Можно сказать, что в период Хэйан национальное сознание полностью завершило усвоение индийского идеала. И теперь, с учетом внутренней привычки, оно изолирует этот идеал и делает его претворение в жизнь своей единственной целью. В этом смысле японцы, при огромном сходстве с индийцами, получают преимущество над китайцами, для которых выраженная в конфуцианстве сила здравого смысла является препятствием, удерживающим их от несбалансированного развития любого простого побуждения до его максимума.

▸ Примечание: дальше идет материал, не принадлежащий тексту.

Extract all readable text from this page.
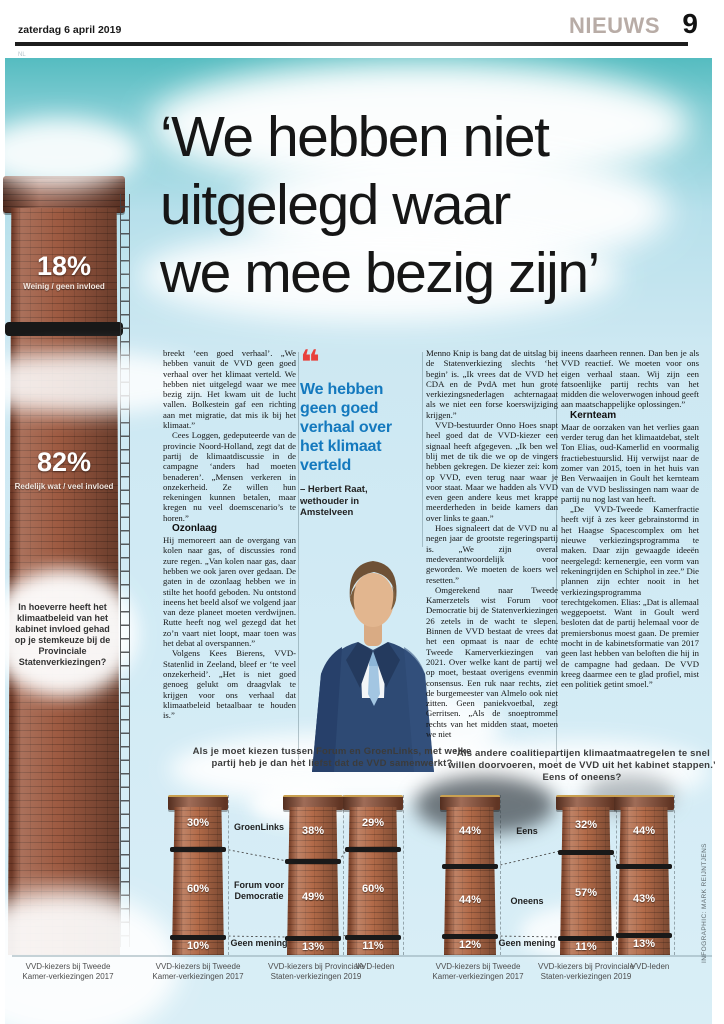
zaterdag 6 april 2019	NIEUWS 9
NL
‘We hebben niet
uitgelegd waar
we mee bezig zijn’
18%
Weinig / geen invloed
82%
Redelijk wat / veel invloed
In hoeverre heeft het klimaatbeleid van het kabinet invloed gehad op je stemkeuze bij de Provinciale Statenverkiezingen?

breekt ‘een goed verhaal’. „We hebben vanuit de VVD geen goed verhaal over het klimaat verteld. We hebben niet uitgelegd waar we mee bezig zijn. Het kwam uit de lucht vallen. Bolkestein gaf een richting aan met migratie, dat mis ik bij het klimaat.”

Cees Loggen, gedeputeerde van de provincie Noord-Holland, zegt dat de partij de klimaatdiscussie in de campagne ‘anders had moeten benaderen’. „Mensen verkeren in onzekerheid. Ze willen hun rekeningen kunnen betalen, maar kregen nu veel doemscenario’s te horen.”

Ozonlaag

Hij memoreert aan de overgang van kolen naar gas, of discussies rond zure regen. „Van kolen naar gas, daar hebben we ook jaren over gedaan. De gaten in de ozonlaag hebben we in stilte het hoofd geboden. Nu ontstond ineens het beeld alsof we volgend jaar van deze planeet moeten verdwijnen. Rutte heeft nog wel gezegd dat het zo’n vaart niet loopt, maar toen was het debat al overspannen.”

Volgens Kees Bierens, VVD-Statenlid in Zeeland, bleef er ‘te veel onzekerheid’. „Het is niet goed genoeg gelukt om draagvlak te krijgen voor ons verhaal dat klimaatbeleid betaalbaar te houden is.”

❝
We hebben geen goed verhaal over het klimaat verteld
– Herbert Raat, wethouder in Amstelveen

Menno Knip is bang dat de uitslag bij de Statenverkiezing slechts ‘het begin’ is. „Ik vrees dat de VVD het CDA en de PvdA met hun grote verkiezingsnederlagen achternagaat als we niet een forse koerswijziging krijgen.”

VVD-bestuurder Onno Hoes snapt heel goed dat de VVD-kiezer een signaal heeft afgegeven. „Ik ben wel blij met de tik die we op de vingers hebben gekregen. De kiezer zei: kom op VVD, even terug naar waar je voor staat. Maar we hadden als VVD even geen andere keus met krappe meerderheden in beide kamers dan over links te gaan.”

Hoes signaleert dat de VVD nu al negen jaar de grootste regeringspartij is. „We zijn overal medeverantwoordelijk voor geworden. We moeten de koers wel resetten.”

Omgerekend naar Tweede Kamerzetels wist Forum voor Democratie bij de Statenverkiezingen 26 zetels in de wacht te slepen. Binnen de VVD bestaat de vrees dat het een opmaat is naar de echte Tweede Kamerverkiezingen van 2021. Over welke kant de partij wel op moet, bestaat overigens evenmin consensus. Een ruk naar rechts, ziet de burgemeester van Almelo ook niet zitten. Geen paniekvoetbal, zegt Gerritsen. „Als de snoeptrommel rechts van het midden staat, moeten we niet

ineens daarheen rennen. Dan ben je als VVD reactief. We moeten voor ons eigen verhaal staan. Wij zijn een fatsoenlijke partij rechts van het midden die weloverwogen inhoud geeft aan maatschappelijke oplossingen.”

Kernteam

Maar de oorzaken van het verlies gaan verder terug dan het klimaatdebat, stelt Ton Elias, oud-Kamerlid en voormalig fractiebestuurslid. Hij verwijst naar de zomer van 2015, toen in het huis van Ben Verwaaijen in Goult het kernteam van de VVD beslissingen nam waar de partij nu nog last van heeft.

„De VVD-Tweede Kamerfractie heeft vijf à zes keer gebrainstormd in het Haagse Spacescomplex om het nieuwe verkiezingsprogramma te maken. Daar zijn gewaagde ideeën neergelegd: kernenergie, een vorm van rekeningrijden en Schiphol in zee.” Die plannen zijn echter nooit in het verkiezingsprogramma terechtgekomen. Elias: „Dat is allemaal weggepoetst. Want in Goult werd besloten dat de partij helemaal voor de premiersbonus moest gaan. De premier mocht in de kabinetsformatie van 2017 geen last hebben van beloften die hij in de campagne had gedaan. De VVD kreeg daarmee een te glad profiel, mist een politiek getint smoel.”

Als je moet kiezen tussen Forum en GroenLinks, met welke partij heb je dan het liefst dat de VVD samenwerkt?
‘Als andere coalitiepartijen klimaatmaatregelen te snel willen doorvoeren, moet de VVD uit het kabinet stappen.’ Eens of oneens?
30%
60%
10%
38%
49%
13%
29%
60%
11%
GroenLinks
Forum voor Democratie
Geen mening
44%
44%
12%
32%
57%
11%
44%
43%
13%
Eens
Oneens
Geen mening
VVD-kiezers bij Tweede Kamer-verkiezingen 2017
VVD-kiezers bij Tweede Kamer-verkiezingen 2017
VVD-kiezers bij Provinciale Staten-verkiezingen 2019
VVD-leden	VVD-kiezers bij Tweede Kamer-verkiezingen 2017
VVD-kiezers bij Provinciale Staten-verkiezingen 2019
VVD-leden
INFOGRAPHIC: MARK REIJNTJENS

Беспорядки, разразившиеся в Китае в конце правления династии Тан, воспрепятствовали обмену дипломатическими любезностями между двумя странами, а осознанная уверенность, которую Япония стала возлагать на собственные силы, побудила государственных деятелей того времени – среди которых числился Сугавара-но Митидзанэ, почитавшийся также как Тэндзин, покровитель поэзии, каллиграфии и науки – решительно отказаться от отправки дипломатических миссий в Чанъань и прекратить дальнейшие заимствования китайских институций. Началась новая эра, в которой Япония начала прилагать усилия, чтобы создать собственную систему управления гражданскими и религиозными делами, основанную на возвращении к жизни чистых идеалов Ямато.
Это новое развитие отмечено появлением важных книг, написанных по-японски и вдобавок женщинами. До того момента, в отличие от китайского классического стиля ученых людей, родной язык считался невыразительным и был оставлен для пользования только женщинами. Вот так началась великая эпоха женской литературы, среди представительниц которой можно упомянуть Мурасаки Сикибу, автора великого романа «Повесть о Гэндзи»; Сэй-Сёнагон, чье саркастическое перо на семь веков опередило остроты мадемуазель де Скюдери по поводу скандалов при дворе
Запертые в своих островных домах, когда никакие государственные вопросы не могли побеспокоить их сладкие мечты, придворные аристократы всерьез занялись искусством и поэзией. Мелкие обязанности по управлению государством были переданы низшим по званию, потому что для того чересчур рафинированного времени казалось естественным, что исполнение насущных обязанностей являются чем-то низким и нечистым. Вот так обращение с деньгами и использование оружия стало уделом лишь обслуживающих классов.
Даже отправление правосудия было отдано низшим чинам. Губернаторы провинций могли почти всю жизнь провести в столице, в Киото, передоверив личным представителям и ставленникам выполнять свои обязанности на местах. Кое-кто даже слышал, как такие чиновники с гордостью заявляли, что они никогда не покидали столицу[68]
.В буддизме, который по-прежнему оставался доминирующим элементом во всех изменениях на национальном уровне, ореол вечной женственности приблизился к идеалу Дзёдо во времена эпохи Фудзивара как ни в какой другой момент истории. Суровая мужская дисциплина, привнесенная монахами в предыдущие эпохи, – поиск спасения только через личные усилия и умение владеть собой – вызывала противодействие, и движение отрицания совпало с обновлением концепции Тэндай в буддийской мысли, которая преобладала в период Асука или в период, предшествовавший Нара, когда совершенство считалось достижимым благодаря лишь созерцанию Абстрактного Абсолюта. Таким образом, религиозное сознание, измученное отчаянием от ужасной борьбы за самадхи через отречение, откачнулось назад при мысли о безумии высшей любви. Молящийся, который растворяется в единении с океаном бесконечного милосердия, заявляет о гордом притязании на привилегию мужественности в самореализации. Так и в Индии Шанкарачарья сменяют Рамануджа и Чайтанья, а эпоха Бхакти наследует эпохе Гнан.
Волна религиозного экстаза накрыла Японию в период Фудзивара, и опьяненные неистовой любовью мужчины и женщины покидали города и селения, чтобы толпами следовать за Куя или Ипен, на ходу танцуя и воспевая имя Амида. В моду вошли маскарады, на которых представляли небожителей, спускавшихся с Небес на подиуме из лотосов, для того, чтобы принять и вознести наверх отходящую душу. Дамы могли провести целую жизнь, создавая тканые или вышитые изображения Божественного Милосердия из нитей, полученных из стеблей лотоса. Таким было новое движение, которое, несмотря на близкие параллели с Китаем периода ранней эпохи Тан, оставалось, тем не менее, в полной мере определенно японским. Оно никогда не умирало, и до сих пор две трети населения принадлежат к школе Дзёдо-синсю, которая соотносится с Вайшнавизмом в Индии.